93mb the download materials?! really. Please some of us have limited internet connection. it will be greatly appreciated a reduction on that size or at least splitting backend from app.
Hey @croxx5f
Sorry for the inconvenience caused due to the download size. Currently all the project materials can only be provided through one downloadable link. I made sure that I clear the caches from the projects to reduce the size to minimum. But I will surely take this feedback and try to provide the download materials in smaller sizes.
If you need them in smaller chunks let me know. I will upload them individually here for you.
Hi, @sagarsuri. Thanks for your prompt and polite answer. And really thank you for your article and good work. I do know there are lots of things to take into account to deliver high quality material, so an edge case like slow/metered connection issue from a single user is not the kind of thing you anticipate.But If you could upload just the flutter project i will greatly appreciate it. I was curious to see the implementation of api consumption via streams since i traditionally do it with futures. But had a few shortcomings in my last projects . And also the response class(As it seems to be a wrapper for values in the spirit of either or Try monads) and I am currently interested in them for the http communication/response layer and how those abstractions enforce you to take into account the error cases and give you sintactic clarity that a method may return an error. Sorry for this quite long writing but I was really interested in the topics you explained and wanted to transmit it.
Thanks for everything and apologies for my quite rude comment.
I loved the tutorial however when I add a new book even though I receive a successful response that the record was added the list view doesn’t display the new entry. If I run the GET request in postman the new entry appears. I even print out the size of the book collection in the aqueduct console and that too shows the new record being added to the collection. Any ideas what could be wrong ?
I guess, Sample projects are not working. I believe main app is correct. But Deployed REST Apps ( Aqueduct ) has a problem. get, post and delete could not get a response. Could you please check final projects from download materials.
Hey @durul
Did you try the following when using Android emulator?
If you are following along with the tutorial using an Android emulator, you need to run this command in a Terminal window after you startup the emulator, in order to have correct port forwarding from the emulator: adb reverse tcp:8888 tcp:8888 . The adb version you use must be the one inside your local Android SDK installation, which is often in ~/Android/Sdk/platform-tools . The output from the command should be the port 8888.

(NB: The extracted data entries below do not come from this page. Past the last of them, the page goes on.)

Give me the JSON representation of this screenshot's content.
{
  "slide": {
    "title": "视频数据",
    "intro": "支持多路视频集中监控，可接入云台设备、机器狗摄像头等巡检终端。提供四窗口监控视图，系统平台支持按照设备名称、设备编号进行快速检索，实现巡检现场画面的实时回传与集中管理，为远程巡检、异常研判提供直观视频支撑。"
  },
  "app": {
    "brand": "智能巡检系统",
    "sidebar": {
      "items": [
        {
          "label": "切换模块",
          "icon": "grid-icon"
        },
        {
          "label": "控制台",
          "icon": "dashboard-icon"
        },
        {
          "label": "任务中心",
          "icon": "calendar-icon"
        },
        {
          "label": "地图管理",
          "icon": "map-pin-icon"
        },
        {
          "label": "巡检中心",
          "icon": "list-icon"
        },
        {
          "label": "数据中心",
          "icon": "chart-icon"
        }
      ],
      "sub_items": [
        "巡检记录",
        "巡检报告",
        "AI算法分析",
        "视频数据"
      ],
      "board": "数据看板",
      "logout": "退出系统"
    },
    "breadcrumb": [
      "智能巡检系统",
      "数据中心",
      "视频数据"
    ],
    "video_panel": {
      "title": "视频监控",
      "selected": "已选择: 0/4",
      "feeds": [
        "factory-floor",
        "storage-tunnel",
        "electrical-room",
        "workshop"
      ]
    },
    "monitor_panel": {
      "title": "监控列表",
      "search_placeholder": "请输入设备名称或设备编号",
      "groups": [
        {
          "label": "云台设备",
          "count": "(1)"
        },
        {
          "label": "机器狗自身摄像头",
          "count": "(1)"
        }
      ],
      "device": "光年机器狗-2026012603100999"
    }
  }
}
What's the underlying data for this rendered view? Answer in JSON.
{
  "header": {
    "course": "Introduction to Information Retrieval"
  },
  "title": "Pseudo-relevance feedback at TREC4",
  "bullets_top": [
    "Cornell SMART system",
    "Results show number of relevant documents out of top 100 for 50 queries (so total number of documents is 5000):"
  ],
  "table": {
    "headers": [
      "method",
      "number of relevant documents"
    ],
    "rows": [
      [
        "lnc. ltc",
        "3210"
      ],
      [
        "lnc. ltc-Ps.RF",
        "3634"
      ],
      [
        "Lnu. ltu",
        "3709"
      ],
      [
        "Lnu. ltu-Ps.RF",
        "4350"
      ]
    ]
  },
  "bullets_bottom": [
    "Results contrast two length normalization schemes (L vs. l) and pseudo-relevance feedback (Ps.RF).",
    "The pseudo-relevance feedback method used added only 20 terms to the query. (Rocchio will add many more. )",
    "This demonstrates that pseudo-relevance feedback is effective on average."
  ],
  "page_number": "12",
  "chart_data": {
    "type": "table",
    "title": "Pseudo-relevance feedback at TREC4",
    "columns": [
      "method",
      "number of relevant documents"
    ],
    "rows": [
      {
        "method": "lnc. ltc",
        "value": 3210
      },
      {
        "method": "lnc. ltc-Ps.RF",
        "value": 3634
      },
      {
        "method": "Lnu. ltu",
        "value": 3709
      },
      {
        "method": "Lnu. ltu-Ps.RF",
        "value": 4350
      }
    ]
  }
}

I am using iOS simulator. And as mentioned the backend is working fine with postman. I also print out the size of the collection before and after the post method and the totals are correct. When I go back to the browser I do not see the updates either almost as if the collection was cached.
Also, my screenshots all look correct it just after adding a book the list view still contains the original entry even though logging on aqueduct server shows new record added with the appropriate success message. Delete appears to be working correctly from UI.
@falcod
When you add a new book. It is added at the bottom of the list. I have re-tested the apps in the download material and it’s working as expected. I didn’t face any such issues.
Can you submit the project which you are working on? I will look at the implementation.
Hey @durul
Can you submit the project which you are working on? I would like to debug it and find out the actual cause. I have re-tested the apps in the download materials and it’s working as expected.
Hey @falcod
I am not using any database in the backend app. The changes will only be available per deployment. Make sure you are not re-deploying the backend after the changes. Hope this helps.
Hi @sagarsuri - my apologies - this is working perfectly for me on both iPhone and android. There was a silly error on my part. Sorry for the inconvenience. Great tutorial !
Great tutorial. I’m an intermediate Dart/Flutter who needs to get up to speed on restful APIs and this article fit my needs perfectly. Five stars. I particularly like that you provided a Dart backend. I know this tutorial didn’t focus on the backend, but I’m wondering how to run the backend in the debugger and set breakpoints so that when the emulator makes requests we can step thru the backend responding? That would be pretty cool!